Hut site, Gleann Fán, Co. Kerry
Co. Kerry |
Settlement Sites
On the southern slopes of Beennacouma, in the rough and rocky terrain of Gleann Fán, two small stone structures sit joined together as if for company.
They are easy to walk past without a second thought, their walls reduced to low foundations, but what remains is enough to read the shape of a life once lived at considerable altitude and in considerable exposure.

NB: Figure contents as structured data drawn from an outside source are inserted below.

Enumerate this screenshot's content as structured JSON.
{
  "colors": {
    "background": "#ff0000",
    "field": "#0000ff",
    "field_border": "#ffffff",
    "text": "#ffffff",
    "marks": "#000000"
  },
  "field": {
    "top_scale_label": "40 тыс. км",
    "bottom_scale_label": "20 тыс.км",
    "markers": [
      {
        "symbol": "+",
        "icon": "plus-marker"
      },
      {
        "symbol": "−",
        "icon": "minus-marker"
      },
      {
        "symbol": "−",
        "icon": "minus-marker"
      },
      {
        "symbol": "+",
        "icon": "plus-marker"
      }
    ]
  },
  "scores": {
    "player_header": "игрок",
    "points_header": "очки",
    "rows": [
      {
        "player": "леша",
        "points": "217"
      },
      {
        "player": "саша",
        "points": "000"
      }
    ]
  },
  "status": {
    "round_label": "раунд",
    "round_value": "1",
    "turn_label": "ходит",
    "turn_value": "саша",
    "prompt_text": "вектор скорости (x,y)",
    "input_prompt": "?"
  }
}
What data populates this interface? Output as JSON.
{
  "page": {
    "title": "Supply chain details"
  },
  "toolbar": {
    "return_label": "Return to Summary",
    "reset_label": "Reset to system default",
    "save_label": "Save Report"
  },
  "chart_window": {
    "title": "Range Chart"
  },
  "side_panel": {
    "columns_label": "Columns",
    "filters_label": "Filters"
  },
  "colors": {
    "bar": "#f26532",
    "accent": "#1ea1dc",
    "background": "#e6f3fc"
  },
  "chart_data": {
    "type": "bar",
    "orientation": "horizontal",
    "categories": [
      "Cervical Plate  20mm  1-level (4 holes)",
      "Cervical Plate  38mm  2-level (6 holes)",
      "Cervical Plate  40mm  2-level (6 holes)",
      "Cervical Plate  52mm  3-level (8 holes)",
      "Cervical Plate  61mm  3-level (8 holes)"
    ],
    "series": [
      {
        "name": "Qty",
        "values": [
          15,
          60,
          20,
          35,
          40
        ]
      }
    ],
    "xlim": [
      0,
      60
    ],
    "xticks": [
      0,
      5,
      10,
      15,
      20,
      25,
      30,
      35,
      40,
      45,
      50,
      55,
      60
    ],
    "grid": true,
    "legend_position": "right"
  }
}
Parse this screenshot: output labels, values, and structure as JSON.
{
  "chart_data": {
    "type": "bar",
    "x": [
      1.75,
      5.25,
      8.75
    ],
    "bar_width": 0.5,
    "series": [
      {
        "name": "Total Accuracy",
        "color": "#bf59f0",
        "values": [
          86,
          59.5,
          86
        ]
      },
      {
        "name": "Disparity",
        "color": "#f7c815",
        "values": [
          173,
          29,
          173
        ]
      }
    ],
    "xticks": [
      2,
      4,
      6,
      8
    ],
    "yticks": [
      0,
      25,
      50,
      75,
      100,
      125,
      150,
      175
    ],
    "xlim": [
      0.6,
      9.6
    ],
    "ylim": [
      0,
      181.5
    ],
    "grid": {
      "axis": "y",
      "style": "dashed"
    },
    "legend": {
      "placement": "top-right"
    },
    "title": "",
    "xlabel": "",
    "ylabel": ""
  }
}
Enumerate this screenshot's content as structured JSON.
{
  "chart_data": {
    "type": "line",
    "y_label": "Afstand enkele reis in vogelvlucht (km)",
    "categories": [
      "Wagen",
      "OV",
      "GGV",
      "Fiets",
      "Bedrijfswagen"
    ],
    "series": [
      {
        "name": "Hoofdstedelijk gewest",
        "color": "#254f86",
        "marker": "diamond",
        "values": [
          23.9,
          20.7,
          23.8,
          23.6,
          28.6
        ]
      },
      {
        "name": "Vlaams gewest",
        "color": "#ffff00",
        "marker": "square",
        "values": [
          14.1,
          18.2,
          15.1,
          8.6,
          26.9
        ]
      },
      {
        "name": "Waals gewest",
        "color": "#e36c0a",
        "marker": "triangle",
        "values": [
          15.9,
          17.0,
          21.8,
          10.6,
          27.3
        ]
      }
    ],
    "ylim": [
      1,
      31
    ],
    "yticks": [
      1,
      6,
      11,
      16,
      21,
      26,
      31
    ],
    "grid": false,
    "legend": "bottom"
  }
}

The site consists of a pair of conjoined drystone huts, built without mortar in the manner common across early Irish settlement landscapes, where split and gathered stone was laid carefully against itself to form walls that relied on weight and fit rather than binding. The two chambers differ slightly in size, one measuring roughly 2.7 by 2 metres and the other approximately 3 metres across, with surviving wall heights of 1.25 metres and 0.5 metres respectively. The pairing of the structures is what makes the site quietly interesting. Two rooms, adjoined, suggest something more considered than a simple seasonal shelter, though whether this was a habitation, a working station, or something else entirely, the stones do not say. The site was recorded as part of J. Cuppage's archaeological survey of the Corca Dhuibhne region, published in 1986, a systematic effort to document the extraordinary density of prehistoric and early historic remains across the Dingle Peninsula.